I'd be interested in seeing the optical spectrograph of the LEDs. If you want to simulate sunlight you want a full-spectrum LED like a Samsung LM301 series LED which are popular in grow lights. Not all LEDs are created equal, and even the LEDs in many "grow" lights only show two sharp peaks at red and blue wavelengths. A full-spectrum LED will output colors across the visible spectrum of light. You can't tell by looking at them, so you can either buy ones from which you trust the manufacturer or do what I did and build a cheap optical spectroscope using a raspberry pi with a small camera attached, a spectroscope lens, and some python code. I'm sure there are guides you can find with a quick web search if interested in making one.
This is covered by the CRI95+ value, note that the LM301 you mentioned only has a color rendering index of 70. Maybe it has predominant wavelengths that are relevant for plant growth, I don't know, but a CRI of 70 isn't impressive at all.
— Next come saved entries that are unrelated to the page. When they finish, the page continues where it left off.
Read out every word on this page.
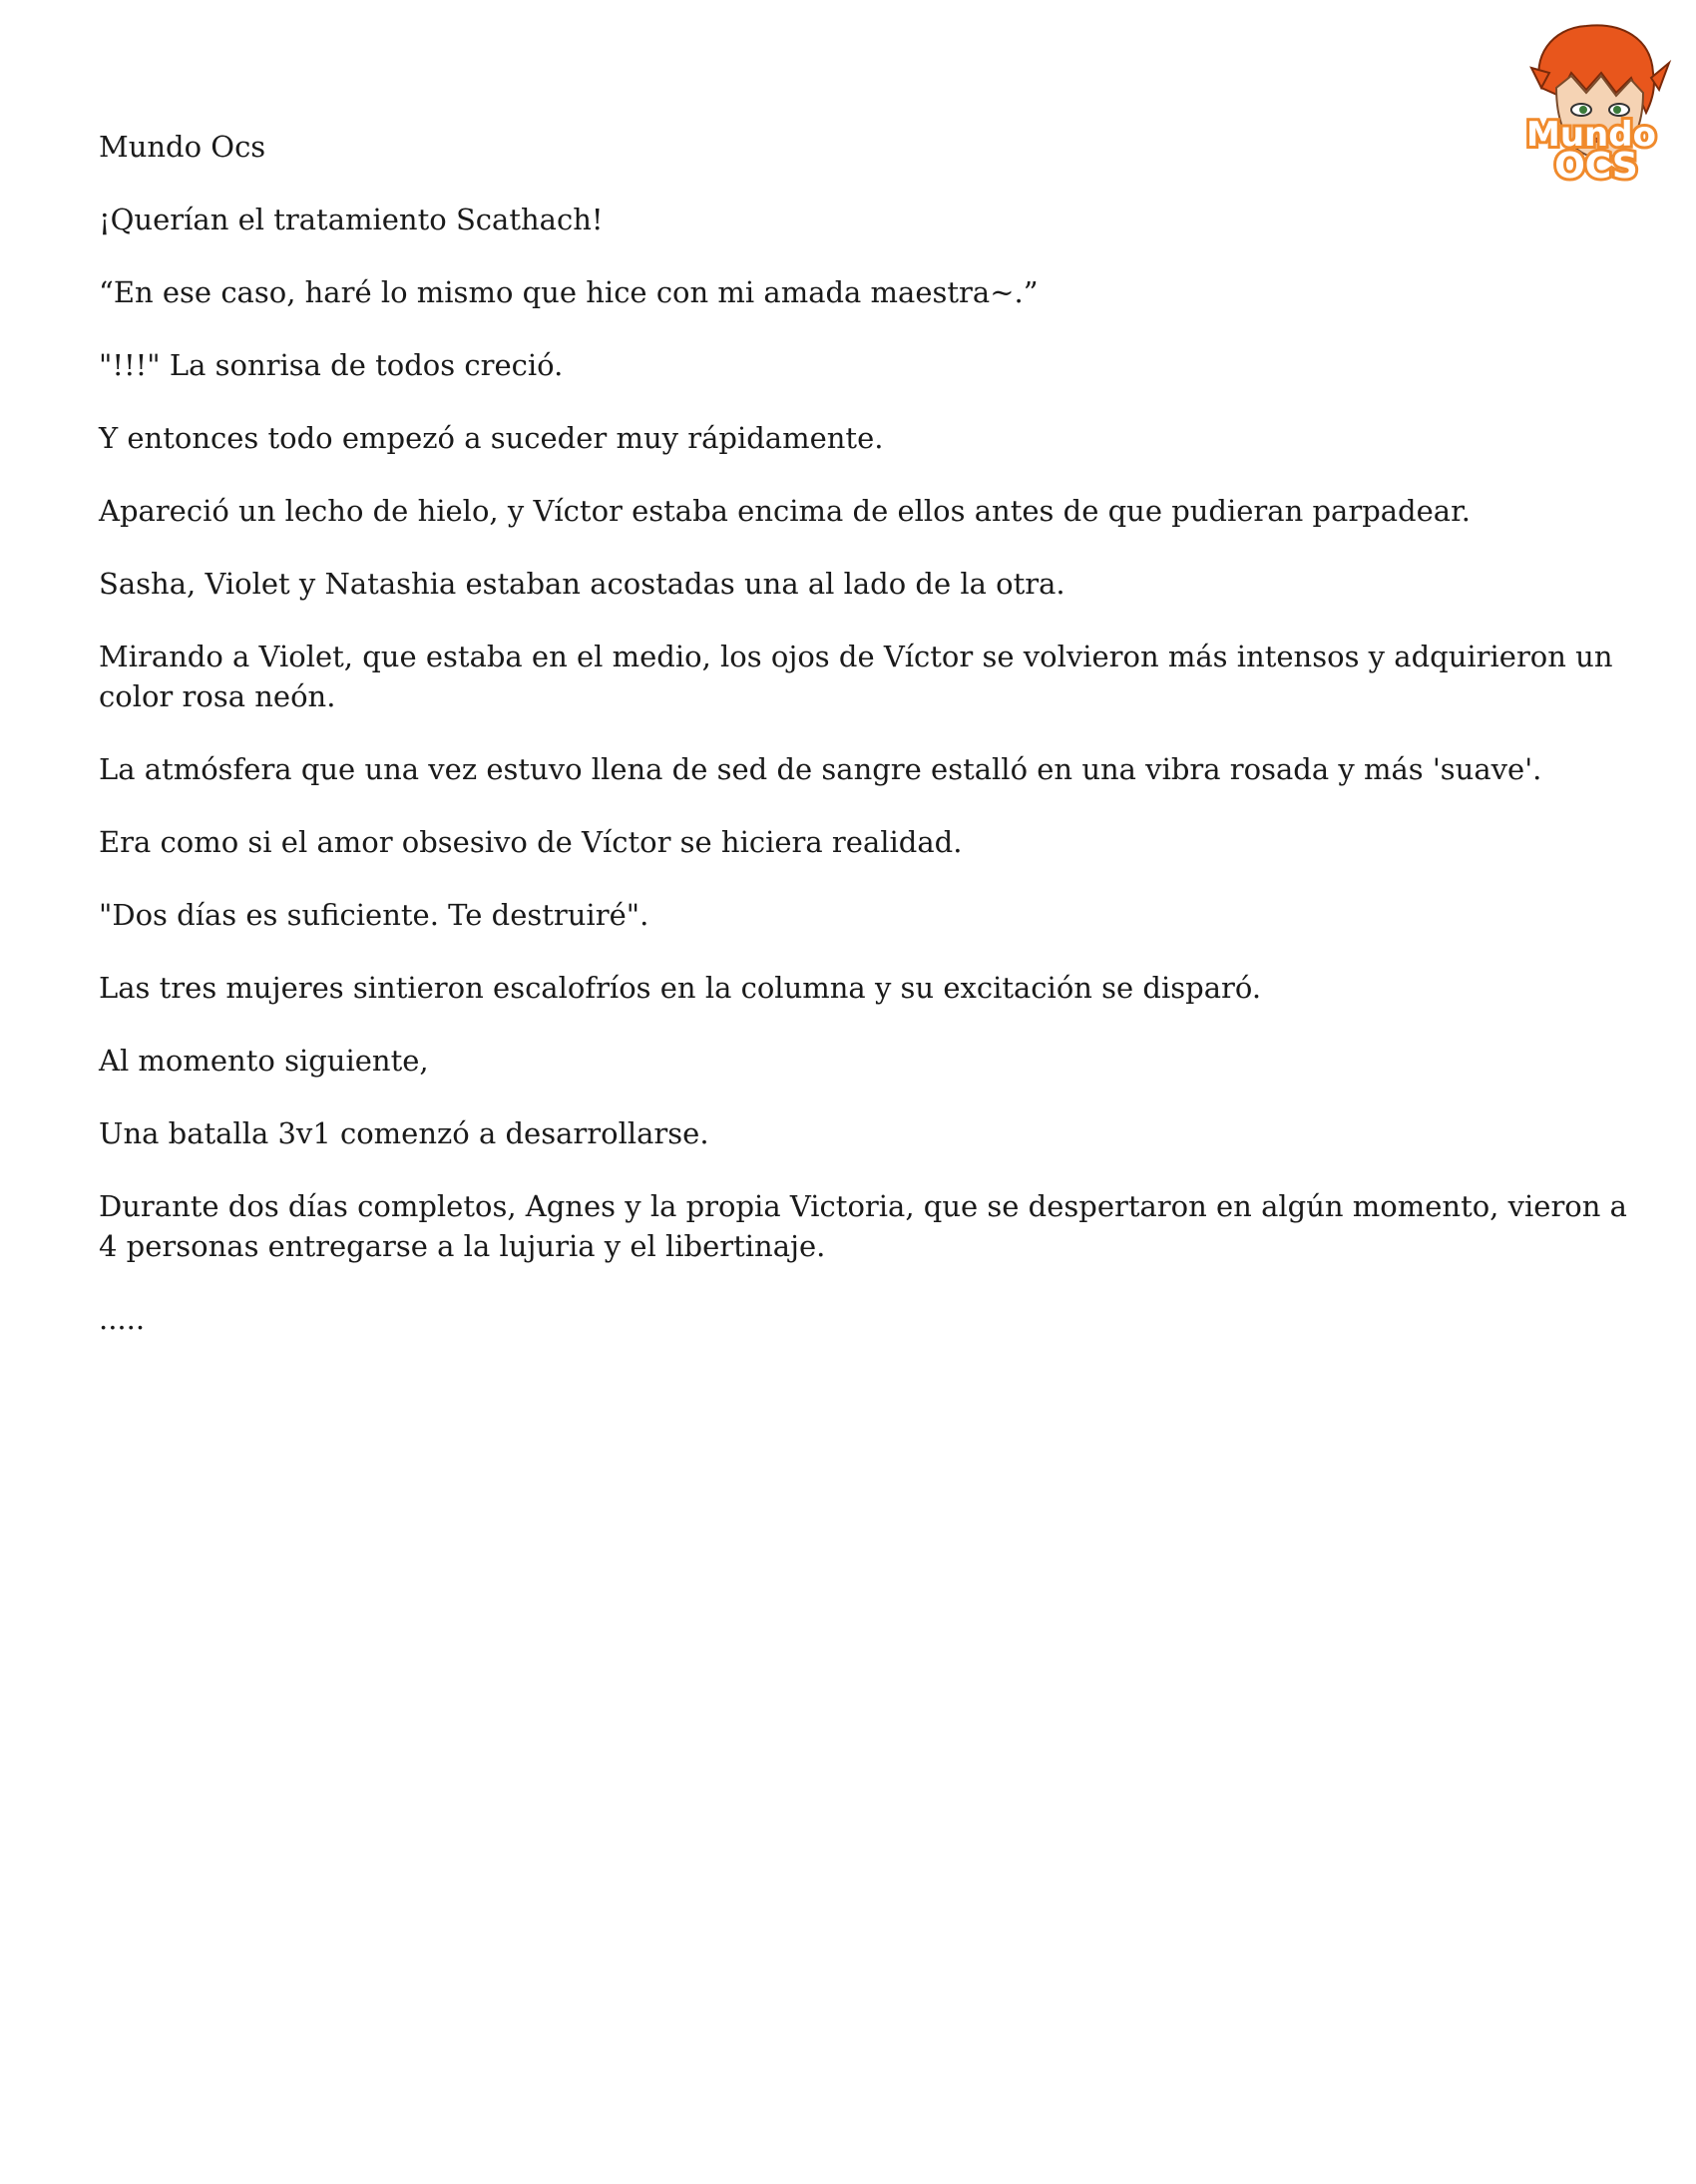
Mundo
OCS

Mundo Ocs

¡Querían el tratamiento Scathach!

“En ese caso, haré lo mismo que hice con mi amada maestra~.”

"!!!" La sonrisa de todos creció.

Y entonces todo empezó a suceder muy rápidamente.

Apareció un lecho de hielo, y Víctor estaba encima de ellos antes de que pudieran parpadear.

Sasha, Violet y Natashia estaban acostadas una al lado de la otra.

Mirando a Violet, que estaba en el medio, los ojos de Víctor se volvieron más intensos y adquirieron un color rosa neón.

La atmósfera que una vez estuvo llena de sed de sangre estalló en una vibra rosada y más 'suave'.

Era como si el amor obsesivo de Víctor se hiciera realidad.

"Dos días es suficiente. Te destruiré".

Las tres mujeres sintieron escalofríos en la columna y su excitación se disparó.

Al momento siguiente,

Una batalla 3v1 comenzó a desarrollarse.

Durante dos días completos, Agnes y la propia Victoria, que se despertaron en algún momento, vieron a 4 personas entregarse a la lujuria y el libertinaje.

.....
For an accurate rendering of the suns spectrum you basically would like to simulate the spectrum of a blackbody radiator with a surface temperature of 5500°C minus the absorption bands of water vapors, atmospheric gases thst are typically inbetween the sun and us. Also note that the suns spectrum extends both above and below the visible range, which gives you the feeling of warmth (infrared) and tan/sunburn (ultraviolet).
In reality most commercially available LEDs still have a extremely spikey spectrum compared to sunlight — this can be somewhat fixed by mixing different LED types and adding filters. But this is only done in extremely expensive movie lights like Arri skypanels.
Thanks for the insight. Most of what I know about LEDs, and specifically the LM301 series, comes from research I did prior to setting up a small indoor grow tent several years ago. It was a "spikey spectrum" precisely that I was trying to avoid. For growing Cannabis you do want spikes at red and blue, but better LEDs also emit a wider spectrum along with the spikes and that results in a better result. Having only spikes at red and blue alone works, but not as well. The lights I ended up buying had LM301H EVO LEDs with a CRI of 80 and were designed for a 2'x2' tent. You can also get LM301H LEDs with a CRI of up to 90, though. The lights I ended up buying only cost 80 BezosBucks at the time. I don't spend BezosBucks anymore, though, due to enshittification of everything Amazon, but I digress.
While they aren't designed for growing, and to use them would be a complete waste of $8k, I bet the Arri SkyPanel S120-C SoftLight with a CRI of 95 would do a fine job for growing. You weren't kidding about them being extremely expensive.